Se il punto di partenza della Fed fosse una nuova prospettiva, potrebbe arrivare a una previsione alquanto diversa. Secondo noi il contesto più probabile per i prossimi due anni è che l’inflazione si avvicinerà all’obiettivo del 2% della Fed e la crescita dell’economia sarebbe più o meno tendenziale. In effetti è quello che suggeriscono le previsioni della Fed: nel Summary of Economic Projections pubblicato oggi l’inflazione core è al 2,2% e la crescita del PIL all’1,8% nel 2025. In tale contesto economico, è strano che la Fed preveda anche un tasso politico appropriato vicino al 4% alla fine del 2025. Appena qualche trimestre fa, il presidente Powell aveva affermato che il livello dei tassi sarebbe stato considerato restrittivo. Un’inflazione vicina all’obiettivo e una crescita vicina a quella tendenziale comporterebbero normalmente una politica vicina a neutrale, piuttosto che restrittiva.

Qualcuno potrebbe obiettare che il tasso d’inflazione previsto del 2,3% non è uguale al 2%, e quindi una politica restrittiva continuerebbe ad essere giustificata. Questa prospettiva secondo noi è erronea, dal momento che ignora una delle lezioni chiave apprese dall’era pre-Covid. Prima del Covid, la Fed (e altre banche centrali) era preoccupata quando il tasso dell’inflazione si scostava dall’obiettivo per poche decine di un punto percentuale. Questo senso di falsa precisione ha portato a una serie di decisioni politiche che, con il senno del poi, comprendevano un chiaro caso di eccessiva ingegnerizzazione. Sarebbe stato più saggio tollerare modeste deviazioni dall’obiettivo di inflazione e risparmiare sugli strumenti politici disponibili per reagire agli shock che si verificano inevitabilmente. Ciò risale al contesto di disinflazione opportunistico affrontato dal presidente Greenspan negli anni Novanta.

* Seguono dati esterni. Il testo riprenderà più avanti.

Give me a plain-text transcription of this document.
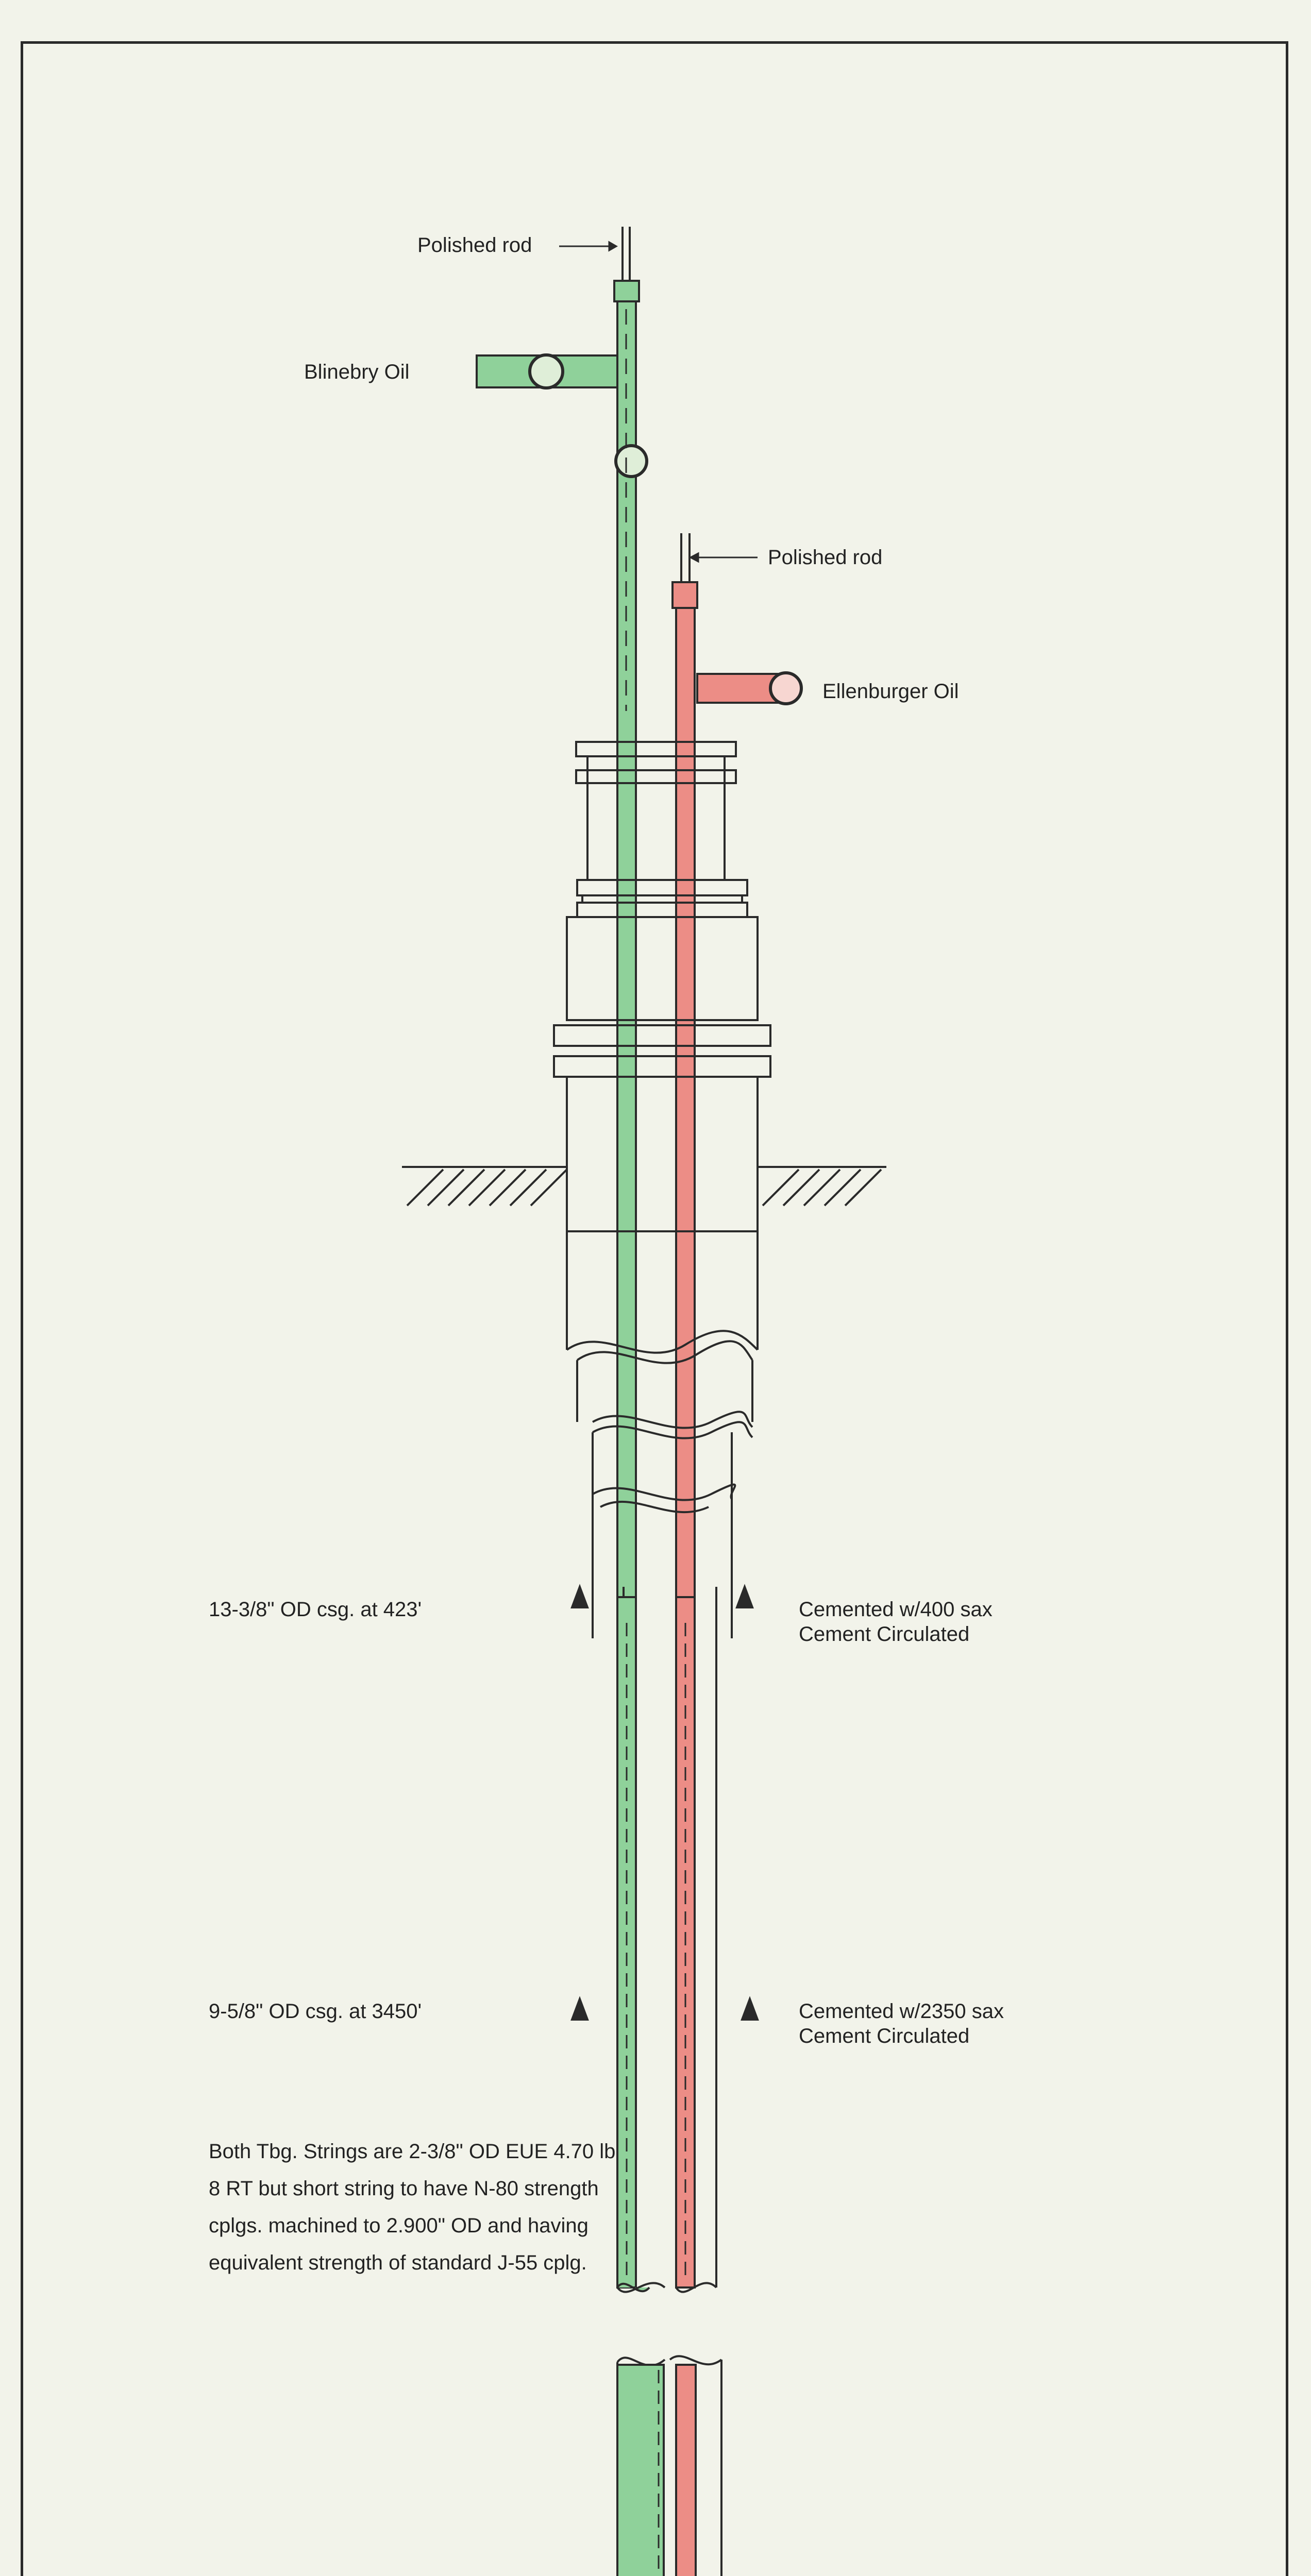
Polished rod
Blinebry Oil
Polished rod
Ellenburger Oil
13-3/8" OD csg. at 423'	Cemented w/400 sax
Cement Circulated
9-5/8" OD csg. at 3450'	Cemented w/2350 sax
Cement Circulated
Both Tbg. Strings are 2-3/8" OD EUE 4.70 lb 8 RT but short string to have N-80 strength cplgs. machined to 2.900" OD and having equivalent strength of standard J-55 cplg.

Attualmente l’economia statunitense sembra essersi avviata verso un periodo di inflazione vicina all’obiettivo della Fed e di crescita vicina a quella tendenziale. Sarebbe opportuno chiedere alla Fed se in questo contesto sia necessario che i tassi continuino ad essere elevati. Dal nostro punto di vista, non è necessario.